After receiving a mere one-week dose of Herceptin, it was time to run to the next doctor, Dr. Radiologist. Dr. Radiologist is a radiation oncologist, whose job it is to plan out the dosing of boobular radiation. I decided that I liked him when he said that I wouldn't have to get any medical tattoos. However, my high opinion decreased when I found out that the tattoos would be replaced with dots THREE DAYS BEFORE MY WEDDING. Not cool. Oh, and we'll be starting the fun two days after we return from the Panama Canal.

In case that wasn't the best news ever, he also mentioned radiation causes cancer in about one in every thousand cases. But I shouldn't worry because the odds are in my favor. After not only getting cancer, but heterogenous breast cancer at age 27, saying that the odds are in my favor does nothing to make me feel better.

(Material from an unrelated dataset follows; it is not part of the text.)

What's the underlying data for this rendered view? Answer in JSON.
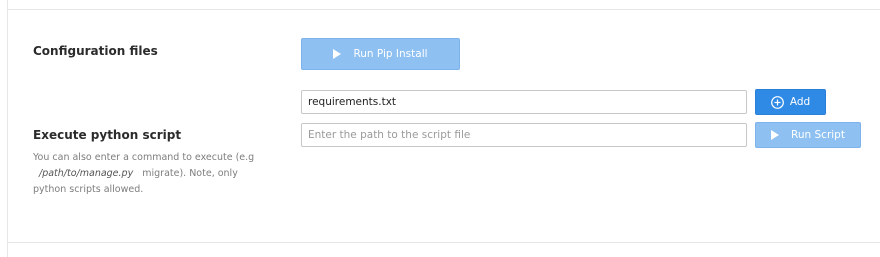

One interesting thing that should be mentioned. Apparently radiation oncologist cannot be licensed to operate the radiation machines. They are restricted to merely calculating dosing and planning courses of treatment.

Two down, one doctor to go. My final stop of the day was Dr. Dentist. After three weeks of the final Invsalign tray (number seventeen, not that I was counting or anything), it was time to take the little nubs off and make impressions for a retainer.

While Matt didn't have a choice for his retainer, I was given an entire booklet of colors to choose from. After much debate, I settled on chrome glitter, because it seemed Googley. And I had no other basis for choosing between the glitter colors.

I was uncomfortable while Dr. Dentist sanded the nubs off of my teeth, but it wasn't so bad. What truly sucked was making the mold for my upper teeth. The mold goop has to cover the entire palate, which made me gag severely. Have you ever puked while there is a giant mold in your mouth? Let's just say I don't recommend it. Oh, and of course the first mold wasn't good enough, so they had to do it again.

I nearly forgot about the ants! While the dental assistant was preparing the second mold, I noticed an invading army of ants descending upon the equipment that was to go in my mouth. Unlike certain coworkers, I will not voluntarily put ants in my mouth. Thankfully, the assistant agreed that the ants needed to go.

Three is the maximum safe number of doctors to see in one day, and Matt was more than willing to drive me directly home afterwards. The end.